Currently, numerous advanced trackers improve stability by optimizing the target visual appearance models or by improving interactions between templates and search areas. Despite these advancements, appearance-based trackers still primarily depend on the visual information of targets without adequately integrating spatio-temporal context information, thus limiting their effectiveness in handling similar objects around the target. To address this challenge, a novel object tracking method, TSCTrack, which leverages spatio-temporal context information, has been introduced. TSCTrack overcomes the shortcomings of traditional center-cropping preprocessing techniques by introducing Global Spatial Position Embedding, effectively preserving spatial information and capturing motion data of targets. Additionally, TSCTrack incorporates a Spatial Relationship Aggregation module and a Temporal Relationship Aggregation module—the former captures static spatial context information per frame, while the latter integrates dynamic temporal context information. This sophisticated integration allows the Dynamic Tracking Prediction module to generate precise target coordinates effectively, greatly reducing the impact of target deformations and scale changes on tracking performance. Demonstrated across multiple public tracking datasets including LaSOT, TrackingNet, UAV123, GOT-10k, and OTB, TSCTrack showcases superior performance and validates its exceptional tracking capabilities in diverse scenarios.

查看原文本刊更多论文

基于时空上下文信息的目标跟踪

目前，许多先进的跟踪器通过优化目标视觉外观模型或通过改进模板和搜索区域之间的交互来提高稳定性。尽管有这些进步，但基于外观的跟踪器仍然主要依赖于目标的视觉信息，而没有充分整合时空上下文信息，从而限制了它们在处理目标周围类似物体时的有效性。为了解决这一挑战，引入了一种新的目标跟踪方法，即利用时空上下文信息的TSCTrack。TSCTrack通过引入全局空间位置嵌入，克服了传统中心裁剪预处理技术的不足，有效地保留了目标的空间信息并捕获了目标的运动数据。此外，TSCTrack还集成了一个空间关系聚合模块和一个时间关系聚合模块——前者捕获每帧静态空间上下文信息，而后者集成动态时间上下文信息。这种复杂的集成允许动态跟踪预测模块有效地生成精确的目标坐标，大大减少目标变形和尺度变化对跟踪性能的影响。通过多个公共跟踪数据集（包括LaSOT、TrackingNet、UAV123、GOT-10k和OTB）的演示，TSCTrack展示了卓越的性能，并在不同场景中验证了其卓越的跟踪能力。

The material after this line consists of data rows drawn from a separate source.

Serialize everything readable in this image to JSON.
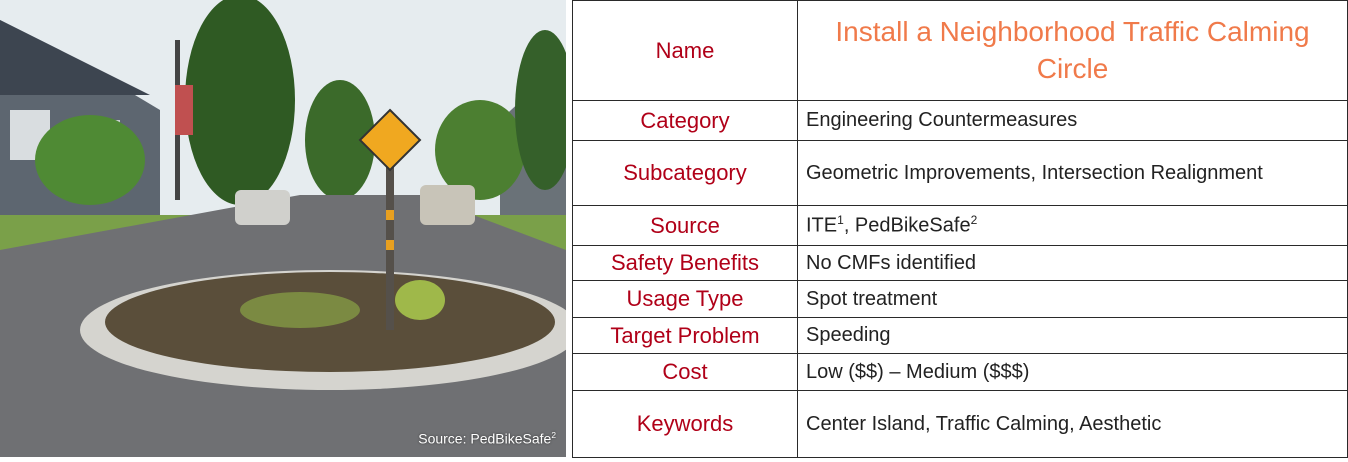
{
  "photo": {
    "caption": "Source: PedBikeSafe",
    "caption_sup": "2"
  },
  "table": {
    "rows": [
      {
        "label": "Name",
        "value": "Install a Neighborhood Traffic Calming Circle"
      },
      {
        "label": "Category",
        "value": "Engineering Countermeasures"
      },
      {
        "label": "Subcategory",
        "value": "Geometric Improvements, Intersection Realignment"
      },
      {
        "label": "Source",
        "value": [
          {
            "text": "ITE",
            "sup": "1"
          },
          {
            "text": ", PedBikeSafe",
            "sup": "2"
          }
        ]
      },
      {
        "label": "Safety Benefits",
        "value": "No CMFs identified"
      },
      {
        "label": "Usage Type",
        "value": "Spot treatment"
      },
      {
        "label": "Target Problem",
        "value": "Speeding"
      },
      {
        "label": "Cost",
        "value": "Low ($$) – Medium ($$$)"
      },
      {
        "label": "Keywords",
        "value": "Center Island, Traffic Calming, Aesthetic"
      }
    ]
  }
}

本文章由计算机程序翻译，如有差异，请以英文原文为准。

求助全文

约1分钟内获得全文求助全文

来源期刊

Image and Vision Computing 工程技术-工程：电子与电气

CiteScore

8.50

自引率

8.50%

发文量

143

审稿时长

7.8 months

期刊介绍： Image and Vision Computing has as a primary aim the provision of an effective medium of interchange for the results of high quality theoretical and applied research fundamental to all aspects of image interpretation and computer vision. The journal publishes work that proposes new image interpretation and computer vision methodology or addresses the application of such methods to real world scenes. It seeks to strengthen a deeper understanding in the discipline by encouraging the quantitative comparison and performance evaluation of the proposed methodology. The coverage includes: image interpretation, scene modelling, object recognition and tracking, shape analysis, monitoring and surveillance, active vision and robotic systems, SLAM, biologically-inspired computer vision, motion analysis, stereo vision, document image understanding, character and handwritten text recognition, face and gesture recognition, biometrics, vision-based human-computer interaction, human activity and behavior understanding, data fusion from multiple sensor inputs, image databases.